You can see why a modern Christian fundamentalist might want to creatively interpret certain messages in the bible.
Yes. And in doing so, by showing that their doctrine can be creatively interpreted to mean whatever and affirm their own ideology, they demonstrate that their foundational text is not divinely inspired; if it were, it would have a singular meaning understood by anyone and everyone who read it.
Instead we have 40,000-ish separate denominations of Christianity, most of whom see themselves as uniquely valid and the other branches as deliberately false.
I got a mixed message in my upbringing. On the surface, love others. In practice, act like you love others when you’re in public, talk mad shit behind closed doors. Not just on people with substantial differences, even your same faith, same color, same politics neighbors you just spent the morning at church with. Gossip, talk about their dirty laundry (or what you think it might be). It was incredibly two-faced and by middle school I was realizing how mean and hateful my parents were (also starting to realize I was in an abusive home).
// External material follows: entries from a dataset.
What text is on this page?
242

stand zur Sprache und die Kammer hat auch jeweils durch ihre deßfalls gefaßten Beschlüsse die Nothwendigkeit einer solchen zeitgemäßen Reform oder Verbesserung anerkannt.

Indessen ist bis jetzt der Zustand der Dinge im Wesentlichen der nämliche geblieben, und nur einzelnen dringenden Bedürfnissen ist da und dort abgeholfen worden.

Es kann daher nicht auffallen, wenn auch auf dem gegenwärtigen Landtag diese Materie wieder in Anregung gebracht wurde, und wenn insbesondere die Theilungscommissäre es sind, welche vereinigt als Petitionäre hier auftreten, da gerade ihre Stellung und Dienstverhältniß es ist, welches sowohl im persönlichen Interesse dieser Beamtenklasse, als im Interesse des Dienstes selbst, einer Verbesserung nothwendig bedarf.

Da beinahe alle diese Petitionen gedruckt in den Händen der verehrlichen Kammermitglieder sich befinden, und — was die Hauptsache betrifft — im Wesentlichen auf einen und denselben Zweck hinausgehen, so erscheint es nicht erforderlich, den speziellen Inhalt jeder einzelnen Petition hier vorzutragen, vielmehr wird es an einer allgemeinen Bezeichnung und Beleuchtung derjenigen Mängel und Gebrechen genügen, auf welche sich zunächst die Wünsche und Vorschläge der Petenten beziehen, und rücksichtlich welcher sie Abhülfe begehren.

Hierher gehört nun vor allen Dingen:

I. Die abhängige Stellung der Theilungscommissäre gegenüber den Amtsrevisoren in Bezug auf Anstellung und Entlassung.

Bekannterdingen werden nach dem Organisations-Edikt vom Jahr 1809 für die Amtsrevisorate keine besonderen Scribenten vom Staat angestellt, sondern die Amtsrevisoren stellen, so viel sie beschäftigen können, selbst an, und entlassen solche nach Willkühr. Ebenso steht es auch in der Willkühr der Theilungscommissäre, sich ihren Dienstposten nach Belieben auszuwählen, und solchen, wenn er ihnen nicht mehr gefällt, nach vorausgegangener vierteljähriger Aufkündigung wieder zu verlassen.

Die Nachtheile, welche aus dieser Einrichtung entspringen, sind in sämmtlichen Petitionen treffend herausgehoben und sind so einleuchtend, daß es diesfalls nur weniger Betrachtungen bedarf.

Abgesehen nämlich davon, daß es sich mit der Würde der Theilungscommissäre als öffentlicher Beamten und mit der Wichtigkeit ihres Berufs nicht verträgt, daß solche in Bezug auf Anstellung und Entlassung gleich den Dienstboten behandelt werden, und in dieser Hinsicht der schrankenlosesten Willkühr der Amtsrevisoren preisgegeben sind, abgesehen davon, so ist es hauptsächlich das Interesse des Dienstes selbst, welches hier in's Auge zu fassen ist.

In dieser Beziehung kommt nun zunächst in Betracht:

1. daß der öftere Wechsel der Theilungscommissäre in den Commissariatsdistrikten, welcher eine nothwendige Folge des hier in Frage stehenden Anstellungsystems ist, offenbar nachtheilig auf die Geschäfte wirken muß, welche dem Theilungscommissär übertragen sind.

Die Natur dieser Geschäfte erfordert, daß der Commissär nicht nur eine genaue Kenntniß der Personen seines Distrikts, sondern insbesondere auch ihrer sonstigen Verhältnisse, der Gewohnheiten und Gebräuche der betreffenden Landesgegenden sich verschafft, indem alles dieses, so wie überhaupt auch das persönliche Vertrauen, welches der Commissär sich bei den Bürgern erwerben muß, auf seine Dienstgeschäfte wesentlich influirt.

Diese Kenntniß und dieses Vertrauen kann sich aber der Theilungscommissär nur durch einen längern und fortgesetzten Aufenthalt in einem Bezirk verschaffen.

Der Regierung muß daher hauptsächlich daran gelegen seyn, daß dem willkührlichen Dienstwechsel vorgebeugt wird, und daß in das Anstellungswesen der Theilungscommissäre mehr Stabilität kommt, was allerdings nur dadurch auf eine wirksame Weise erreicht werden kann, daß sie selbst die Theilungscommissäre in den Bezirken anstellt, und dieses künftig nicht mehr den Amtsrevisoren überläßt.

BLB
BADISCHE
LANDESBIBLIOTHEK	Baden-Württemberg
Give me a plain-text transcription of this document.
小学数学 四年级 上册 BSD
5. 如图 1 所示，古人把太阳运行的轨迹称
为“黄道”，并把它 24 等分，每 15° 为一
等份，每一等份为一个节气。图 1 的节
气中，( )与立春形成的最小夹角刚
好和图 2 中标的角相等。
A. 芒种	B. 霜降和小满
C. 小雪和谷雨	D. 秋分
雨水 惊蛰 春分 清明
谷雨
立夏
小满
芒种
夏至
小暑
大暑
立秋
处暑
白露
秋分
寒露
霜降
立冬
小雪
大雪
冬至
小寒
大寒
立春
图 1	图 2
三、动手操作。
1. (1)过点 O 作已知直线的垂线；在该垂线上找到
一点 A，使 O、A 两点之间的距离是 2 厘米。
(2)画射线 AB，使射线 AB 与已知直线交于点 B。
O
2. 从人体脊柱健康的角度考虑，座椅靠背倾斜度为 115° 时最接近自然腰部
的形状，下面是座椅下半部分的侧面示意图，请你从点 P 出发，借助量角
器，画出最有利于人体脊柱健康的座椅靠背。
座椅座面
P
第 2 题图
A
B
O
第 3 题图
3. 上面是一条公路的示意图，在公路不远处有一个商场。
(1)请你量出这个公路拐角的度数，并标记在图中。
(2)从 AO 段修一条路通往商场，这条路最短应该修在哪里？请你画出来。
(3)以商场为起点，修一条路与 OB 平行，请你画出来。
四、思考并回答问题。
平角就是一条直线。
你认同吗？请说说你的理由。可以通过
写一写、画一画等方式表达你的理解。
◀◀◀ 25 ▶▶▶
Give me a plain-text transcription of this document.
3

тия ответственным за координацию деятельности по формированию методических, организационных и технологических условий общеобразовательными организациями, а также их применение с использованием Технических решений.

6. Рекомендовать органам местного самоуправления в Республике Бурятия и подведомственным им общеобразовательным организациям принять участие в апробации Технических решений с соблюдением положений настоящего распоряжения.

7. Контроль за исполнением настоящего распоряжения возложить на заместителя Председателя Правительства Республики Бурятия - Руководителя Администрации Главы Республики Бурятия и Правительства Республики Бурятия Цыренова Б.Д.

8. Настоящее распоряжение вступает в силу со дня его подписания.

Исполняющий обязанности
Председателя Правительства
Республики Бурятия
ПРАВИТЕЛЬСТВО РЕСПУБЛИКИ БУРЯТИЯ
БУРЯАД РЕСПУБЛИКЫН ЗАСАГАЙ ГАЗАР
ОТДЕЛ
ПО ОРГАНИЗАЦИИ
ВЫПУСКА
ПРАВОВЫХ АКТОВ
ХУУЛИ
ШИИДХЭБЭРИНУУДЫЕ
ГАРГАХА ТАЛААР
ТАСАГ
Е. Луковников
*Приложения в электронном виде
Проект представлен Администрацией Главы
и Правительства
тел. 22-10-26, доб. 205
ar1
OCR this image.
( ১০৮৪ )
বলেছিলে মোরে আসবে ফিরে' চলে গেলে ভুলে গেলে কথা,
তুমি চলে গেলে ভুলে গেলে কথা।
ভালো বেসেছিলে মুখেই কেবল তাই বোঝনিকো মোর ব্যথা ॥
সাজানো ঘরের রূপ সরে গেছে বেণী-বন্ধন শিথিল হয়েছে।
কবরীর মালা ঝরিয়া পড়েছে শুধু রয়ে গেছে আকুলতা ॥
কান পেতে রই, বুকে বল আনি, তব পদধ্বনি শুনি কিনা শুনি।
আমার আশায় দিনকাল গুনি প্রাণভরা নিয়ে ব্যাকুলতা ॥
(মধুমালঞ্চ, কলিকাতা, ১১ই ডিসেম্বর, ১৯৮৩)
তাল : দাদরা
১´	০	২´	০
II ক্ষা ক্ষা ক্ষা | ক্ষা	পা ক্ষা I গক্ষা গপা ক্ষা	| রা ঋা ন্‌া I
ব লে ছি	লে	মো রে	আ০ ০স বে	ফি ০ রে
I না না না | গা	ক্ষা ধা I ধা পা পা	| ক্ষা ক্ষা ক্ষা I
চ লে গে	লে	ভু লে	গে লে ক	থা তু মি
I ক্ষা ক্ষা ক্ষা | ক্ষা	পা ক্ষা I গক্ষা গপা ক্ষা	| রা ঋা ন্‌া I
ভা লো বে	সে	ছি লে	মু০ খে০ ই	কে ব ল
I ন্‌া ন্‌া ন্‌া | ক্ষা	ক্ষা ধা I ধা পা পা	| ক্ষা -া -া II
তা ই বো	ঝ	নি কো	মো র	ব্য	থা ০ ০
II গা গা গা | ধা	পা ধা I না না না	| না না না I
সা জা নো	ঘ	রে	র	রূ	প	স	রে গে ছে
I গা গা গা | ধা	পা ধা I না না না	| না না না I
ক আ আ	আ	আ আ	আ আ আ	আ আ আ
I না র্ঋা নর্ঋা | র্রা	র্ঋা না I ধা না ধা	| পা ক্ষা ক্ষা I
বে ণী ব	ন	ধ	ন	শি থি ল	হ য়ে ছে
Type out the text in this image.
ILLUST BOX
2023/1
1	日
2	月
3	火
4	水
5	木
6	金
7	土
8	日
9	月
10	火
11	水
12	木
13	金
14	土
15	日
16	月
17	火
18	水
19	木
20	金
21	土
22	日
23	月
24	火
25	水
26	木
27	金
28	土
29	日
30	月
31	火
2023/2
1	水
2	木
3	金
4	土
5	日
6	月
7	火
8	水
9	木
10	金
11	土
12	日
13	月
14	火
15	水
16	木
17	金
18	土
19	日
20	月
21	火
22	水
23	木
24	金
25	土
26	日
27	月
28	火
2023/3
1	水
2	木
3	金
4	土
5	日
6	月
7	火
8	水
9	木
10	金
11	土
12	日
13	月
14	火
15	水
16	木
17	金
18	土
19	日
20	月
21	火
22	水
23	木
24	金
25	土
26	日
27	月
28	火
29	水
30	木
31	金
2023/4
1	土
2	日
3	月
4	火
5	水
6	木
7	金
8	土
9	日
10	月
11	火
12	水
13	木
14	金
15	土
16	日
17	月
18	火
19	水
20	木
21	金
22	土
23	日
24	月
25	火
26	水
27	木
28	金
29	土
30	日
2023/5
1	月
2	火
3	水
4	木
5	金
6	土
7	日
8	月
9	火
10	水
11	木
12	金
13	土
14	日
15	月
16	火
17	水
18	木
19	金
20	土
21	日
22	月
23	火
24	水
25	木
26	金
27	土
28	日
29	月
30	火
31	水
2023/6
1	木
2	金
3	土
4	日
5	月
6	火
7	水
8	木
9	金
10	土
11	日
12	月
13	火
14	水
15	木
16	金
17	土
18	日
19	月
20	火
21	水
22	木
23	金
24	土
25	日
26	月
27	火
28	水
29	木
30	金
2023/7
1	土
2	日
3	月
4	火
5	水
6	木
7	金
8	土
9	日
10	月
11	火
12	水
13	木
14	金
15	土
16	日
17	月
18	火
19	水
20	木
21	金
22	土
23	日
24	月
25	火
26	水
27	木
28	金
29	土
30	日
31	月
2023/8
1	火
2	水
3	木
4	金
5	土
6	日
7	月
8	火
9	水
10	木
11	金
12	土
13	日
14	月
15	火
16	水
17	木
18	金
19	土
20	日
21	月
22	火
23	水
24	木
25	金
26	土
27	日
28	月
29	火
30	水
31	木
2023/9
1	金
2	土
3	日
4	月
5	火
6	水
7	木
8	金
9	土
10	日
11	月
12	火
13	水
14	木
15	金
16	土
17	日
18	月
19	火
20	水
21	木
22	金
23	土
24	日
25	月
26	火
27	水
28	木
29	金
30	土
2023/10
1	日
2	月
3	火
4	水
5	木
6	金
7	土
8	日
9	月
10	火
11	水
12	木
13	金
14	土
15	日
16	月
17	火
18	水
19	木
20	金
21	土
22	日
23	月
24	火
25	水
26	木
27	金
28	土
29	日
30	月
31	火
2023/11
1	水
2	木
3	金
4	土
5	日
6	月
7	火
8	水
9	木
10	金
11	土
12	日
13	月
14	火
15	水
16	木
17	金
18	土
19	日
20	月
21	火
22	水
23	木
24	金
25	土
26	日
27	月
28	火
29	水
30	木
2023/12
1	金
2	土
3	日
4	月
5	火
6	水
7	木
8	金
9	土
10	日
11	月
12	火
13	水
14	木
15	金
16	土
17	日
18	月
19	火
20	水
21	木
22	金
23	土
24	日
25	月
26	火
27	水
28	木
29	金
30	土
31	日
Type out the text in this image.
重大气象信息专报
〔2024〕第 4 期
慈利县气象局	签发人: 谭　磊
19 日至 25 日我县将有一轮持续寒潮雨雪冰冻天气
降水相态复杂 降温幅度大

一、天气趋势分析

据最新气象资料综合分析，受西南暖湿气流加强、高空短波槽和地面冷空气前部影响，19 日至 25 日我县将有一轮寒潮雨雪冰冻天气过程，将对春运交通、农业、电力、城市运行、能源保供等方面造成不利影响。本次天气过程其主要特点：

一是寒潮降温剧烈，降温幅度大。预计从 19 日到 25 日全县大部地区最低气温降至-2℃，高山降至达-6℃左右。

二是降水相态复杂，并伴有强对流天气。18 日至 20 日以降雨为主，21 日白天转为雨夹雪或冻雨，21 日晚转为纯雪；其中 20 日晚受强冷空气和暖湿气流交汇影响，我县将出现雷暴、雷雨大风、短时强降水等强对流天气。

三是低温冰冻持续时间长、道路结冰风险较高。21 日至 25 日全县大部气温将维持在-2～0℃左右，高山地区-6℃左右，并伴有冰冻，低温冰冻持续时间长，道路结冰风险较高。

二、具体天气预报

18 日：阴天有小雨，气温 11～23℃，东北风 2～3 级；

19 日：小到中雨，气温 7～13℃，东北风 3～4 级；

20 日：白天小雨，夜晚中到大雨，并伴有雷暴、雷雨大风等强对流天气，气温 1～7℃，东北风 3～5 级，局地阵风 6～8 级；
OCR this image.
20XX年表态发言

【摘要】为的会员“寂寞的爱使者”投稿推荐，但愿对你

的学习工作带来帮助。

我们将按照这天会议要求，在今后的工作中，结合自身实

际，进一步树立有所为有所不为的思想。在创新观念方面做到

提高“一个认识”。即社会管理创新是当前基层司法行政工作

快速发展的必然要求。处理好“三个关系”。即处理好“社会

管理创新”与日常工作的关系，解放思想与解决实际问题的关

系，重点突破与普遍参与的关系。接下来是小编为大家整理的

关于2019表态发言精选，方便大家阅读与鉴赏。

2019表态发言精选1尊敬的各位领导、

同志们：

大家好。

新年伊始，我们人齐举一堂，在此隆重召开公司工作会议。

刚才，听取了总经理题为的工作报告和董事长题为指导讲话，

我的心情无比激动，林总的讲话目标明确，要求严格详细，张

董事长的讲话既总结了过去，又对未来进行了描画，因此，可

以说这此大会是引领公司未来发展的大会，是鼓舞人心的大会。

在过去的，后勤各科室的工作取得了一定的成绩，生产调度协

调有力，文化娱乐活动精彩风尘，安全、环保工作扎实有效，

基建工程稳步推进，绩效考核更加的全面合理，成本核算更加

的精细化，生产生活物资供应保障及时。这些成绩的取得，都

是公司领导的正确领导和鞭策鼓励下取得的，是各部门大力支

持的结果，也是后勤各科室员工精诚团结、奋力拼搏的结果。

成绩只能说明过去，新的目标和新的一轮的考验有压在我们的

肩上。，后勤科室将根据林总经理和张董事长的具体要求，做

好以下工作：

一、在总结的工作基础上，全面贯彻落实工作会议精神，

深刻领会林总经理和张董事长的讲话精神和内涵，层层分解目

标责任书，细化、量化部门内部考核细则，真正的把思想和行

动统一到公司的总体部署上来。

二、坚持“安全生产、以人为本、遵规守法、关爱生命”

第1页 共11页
“Hate the sin not the sinner” is a phrase that gets thrown out a lot, but it’s a misdirection. It excuses the act of judging another as righteousness, but in practice it’s moral projection and often seeks to find someone’s struggle (like addiction) and make that the entirety of the person. Humans have some moral relativity in terms of “immoral acts”- murder, theft, deceit, the kinds of behavior that makes communities and societies unsafe. But there’s plenty of “sin” that is not the business of anyone but those consenting to it.
Extremely conservative religion can find any reason to ascribe judgement to anyone it chooses because it’s adherents default to answering to a higher power that inevitably favors their interpretation of their scriptures and human prophets/saints/apostles/leaders. And while the big three are some of the worst about abusing that, I’ve seen secular moral hot takes and humanist-driven moral absolutism get dangerously close to similar judgement as in-groups form.
Jesus only really goes full “Good people go to Heaven and evil go to Hell” on one occasion. It’s in Matthew 25, and the criteria is based on treatment of the poor, the sick, the elderly, and the imprisoned.
My little rant about “Jesus died for our sins.”
God sends his son Jesus, who is also Him, to Earth to sacrifice himself… to himself… to persuade himself to forgive humans for Original Sin, which happened before they were born but was somehow a reason to ban them all from eternal salvation. Yeahhhh, easy to see how a Supreme Being intelligent enough to create the entire universe would think this made sense.